Understanding the MCP Architecture

MCP sits between AI clients (Claude, Cursor, Windsurf) and the tools, data, and services they need to use. Without MCP, each client writes its own integration layer for each tool. With MCP, you write the server once and every compliant client can use it.

The protocol uses JSON-RPC 2.0 over a transport layer. In the lifecycle you just ran through, the exchange looks like this:

  1. Client starts: spawns your server process via command + args
  2. Handshake: client sends initialize, server returns supported capabilities
  3. Discovery: client sends tools/list, resources/list, prompts/list
  4. Use: client sends tools/call with tool name and arguments; server runs your handler and returns content
  5. Shutdown: client closes stdin or sends shutdown request

The McpServer class handles all of this automatically. You only write the handlers.

What to Build Next

Now that the scaffolding is working, the useful extension points are:

File system access: register a resource that reads local files by path. MCP clients can then ask Claude to read or summarize files without you copy-pasting content.

Database queries: wrap a database client in a tool. The tool receives query parameters via Zod schema, runs the query, and returns formatted rows. No credentials leave the server process.

External API wrappers: turn any REST API call into a tool. The client describes the intent in natural language; Claude maps it to your tool's input schema.

Authentication: the SDK ships OAuth helpers for servers that need protected access. The 2025-03-26 protocol version includes auth flows built into the handshake.

Bottom Line

MCP's TypeScript SDK is genuinely straightforward to start with: five imports, one server instance, one tool registration, and you have a working integration point for every compliant AI client. The two configs that trip people up — "type": "module" in package.json and moduleResolution: Node16 in tsconfig — are easy to miss in older tutorials. Get those right and the rest follows cleanly.

Frequently Asked Questions

Q: Does my MCP server need to run continuously?

No. With stdio transport, Claude Desktop starts your server process when it launches and keeps it running only while the app is open. When Claude Desktop exits, the process is killed. The server doesn't need to be a background daemon.

Q: Can I use libraries other than Zod for schema validation?

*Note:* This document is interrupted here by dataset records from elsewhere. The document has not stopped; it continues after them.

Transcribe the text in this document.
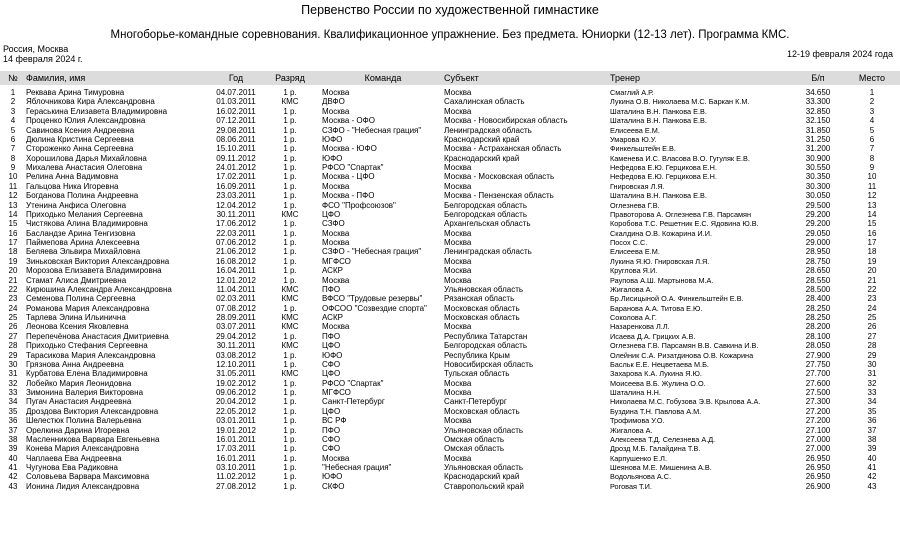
Первенство России по художественной гимнастике
Многоборье-командные соревнования. Квалификационное упражнение. Без предмета. Юниорки (12-13 лет). Программа КМС.
Россия, Москва
14 февраля 2024 г.	12-19 февраля 2024 года
№ Фамилия, имя	Год	Разряд	Команда	Субъект	Тренер	Б/п	Место
1	Реквава Арина Тимуровна	04.07.2011	1 р.	Москва	Москва	Смаглий А.Р.	34.650	1
2	Яблочникова Кира Александровна	01.03.2011	КМС	ДВФО	Сахалинская область	Лукина О.В. Николаева М.С. Баркан К.М.	33.300	2
3	Гераськина Елизавета Владимировна	16.02.2011	1 р.	Москва	Москва	Шаталина В.Н. Панкова Е.В.	32.850	3
4	Проценко Юлия Александровна	07.12.2011	1 р.	Москва - ОФО	Москва - Новосибирская область	Шаталина В.Н. Панкова Е.В.	32.150	4
5	Савинова Ксения Андреевна	29.08.2011	1 р.	СЗФО - "Небесная грация"	Ленинградская область	Елисеева Е.М.	31.850	5
6	Дюлина Кристина Сергеевна	08.06.2011	1 р.	ЮФО	Краснодарский край	Умарова Ю.У.	31.250	6
7	Стороженко Анна Сергеевна	15.10.2011	1 р.	Москва - ЮФО	Москва - Астраханская область	Финкельштейн Е.В.	31.200	7
8	Хорошилова Дарья Михайловна	09.11.2012	1 р.	ЮФО	Краснодарский край	Каменева И.С. Власова В.О. Гугуляк Е.В.	30.900	8
9	Михалева Анастасия Олеговна	24.01.2012	1 р.	РФСО "Спартак"	Москва	Нефедова Е.Ю. Герцикова Е.Н.	30.550	9
10	Релина Анна Вадимовна	17.02.2011	1 р.	Москва - ЦФО	Москва - Московская область	Нефедова Е.Ю. Герцикова Е.Н.	30.350	10
11	Гальцова Ника Игоревна	16.09.2011	1 р.	Москва	Москва	Гнировская Л.Я.	30.300	11
12	Богданова Полина Андреевна	23.03.2011	1 р.	Москва - ПФО	Москва - Пензенская область	Шаталина В.Н. Панкова Е.В.	30.050	12
13	Утенина Анфиса Олеговна	12.04.2012	1 р.	ФСО "Профсоюзов"	Белгородская область	Оглезнева Г.В.	29.500	13
14	Приходько Мелания Сергеевна	30.11.2011	КМС	ЦФО	Белгородская область	Правоторова А. Оглезнева Г.В. Парсамян	29.200	14
15	Чистякова Алина Владимировна	17.06.2012	1 р.	СЗФО	Архангельская область	Коробова Т.С. Решетник Е.С. Ядовина Ю.В.	29.200	15
16	Басландзе Арина Тенгизовна	22.03.2011	1 р.	Москва	Москва	Скалдина О.В. Кожарина И.И.	29.050	16
17	Паймепова Арина Алексеевна	07.06.2012	1 р.	Москва	Москва	Посох С.С.	29.000	17
18	Беляева Эльвира Михайловна	21.06.2012	1 р.	СЗФО - "Небесная грация"	Ленинградская область	Елисеева Е.М.	28.950	18
19	Зиньковская Виктория Александровна	16.08.2012	1 р.	МГФСО	Москва	Лукина Я.Ю. Гнировская Л.Я.	28.750	19
20	Морозова Елизавета Владимировна	16.04.2011	1 р.	АСКР	Москва	Круглова Я.И.	28.650	20
21	Стамат Алиса Дмитриевна	12.01.2012	1 р.	Москва	Москва	Раупова А.Ш. Мартынова М.А.	28.550	21
22	Кирюшина Александра Александровна	11.04.2011	КМС	ПФО	Ульяновская область	Жигалова А.	28.500	22
23	Семенова Полина Сергеевна	02.03.2011	КМС	ВФСО "Трудовые резервы"	Рязанская область	Бр.Лисицыной О.А. Финкельштейн Е.В.	28.400	23
24	Романова Мария Александровна	07.08.2012	1 р.	ОФСОО "Созвездие спорта"	Московская область	Баранова А.А. Титова Е.Ю.	28.250	24
25	Тарлева Элина Ильинична	28.09.2011	КМС	АСКР	Московская область	Соколова А.Г.	28.250	25
26	Леонова Ксения Яковлевна	03.07.2011	КМС	Москва	Москва	Назаренкова Л.Л.	28.200	26
27	Перепечёнова Анастасия Дмитриевна	29.04.2012	1 р.	ПФО	Республика Татарстан	Исаева Д.А. Грицких А.В.	28.100	27
28	Приходько Стефания Сергеевна	30.11.2011	КМС	ЦФО	Белгородская область	Оглезнева Г.В. Парсамян В.В. Савкина И.В.	28.050	28
29	Тарасикова Мария Александровна	03.08.2012	1 р.	ЮФО	Республика Крым	Олейник С.А. Ризатдинова О.В. Кожарина	27.900	29
30	Грязнова Анна Андреевна	12.10.2011	1 р.	СФО	Новосибирская область	Басльк Е.Е. Нецветаева М.Б.	27.750	30
31	Курбатова Елена Владимировна	31.05.2011	КМС	ЦФО	Тульская область	Захарова К.А. Лукина Я.Ю.	27.700	31
32	Лобейко Мария Леонидовна	19.02.2012	1 р.	РФСО "Спартак"	Москва	Моисеева В.Б. Жулина О.О.	27.600	32
33	Зимонина Валерия Викторовна	09.06.2012	1 р.	МГФСО	Москва	Шаталина Н.Н.	27.500	33
34	Пугач Анастасия Андреевна	20.04.2012	1 р.	Санкт-Петербург	Санкт-Петербург	Николаева М.С. Гобузова Э.В. Крылова А.А.	27.300	34
35	Дроздова Виктория Александровна	22.05.2012	1 р.	ЦФО	Московская область	Буздина Т.Н. Павлова А.М.	27.200	35
36	Шелестюк Полина Валерьевна	03.01.2011	1 р.	ВС РФ	Москва	Трофимова У.О.	27.200	36
37	Орелкина Дарина Игоревна	19.01.2012	1 р.	ПФО	Ульяновская область	Жигалова А.	27.100	37
38	Масленникова Варвара Евгеньевна	16.01.2011	1 р.	СФО	Омская область	Алексеева Т.Д. Селезнева А.Д.	27.000	38
39	Конева Мария Александровна	17.03.2011	1 р.	СФО	Омская область	Дрозд М.Б. Галайдина Т.В.	27.000	39
40	Чаплаева Ева Андреевна	16.01.2011	1 р.	Москва	Москва	Карпушенко Е.Л.	26.950	40
41	Чугунова Ева Радиковна	03.10.2011	1 р.	"Небесная грация"	Ульяновская область	Шеянова М.Е. Мишенина А.В.	26.950	41
42	Соловьева Варвара Максимовна	11.02.2012	1 р.	ЮФО	Краснодарский край	Водольянова А.С.	26.950	42
43	Ионина Лидия Александровна	27.08.2012	1 р.	СКФО	Ставропольский край	Роговая Т.И.	26.900	43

Yes. As of SDK 1.11.0, MCP supports Standard Schema — any compatible library works including Valibot, ArkType, and others. Zod is the most common choice in the ecosystem and has the best documentation for MCP patterns.

Q: How do I debug tool calls during development?

Write debug output to console.error() — it goes to stderr, which MCP clients typically pipe separately. You can also run your server manually in a terminal and pipe test JSON-RPC messages via stdin to inspect request/response pairs directly.

Q: What's the difference between a tool and a resource?

Tools are actions the model can take — functions with inputs and outputs. Resources are data the model can read, referenced by a URI scheme (like info://server or file:///path). The practical difference: tools get called when the model wants to do something; resources get read when the model wants context.

Q: Can I ship my MCP server as an npm package?

Yes, and many public servers do. Add a bin entry to your package.json pointing at dist/index.js, and users can run your server via npx directly in their Claude Desktop config.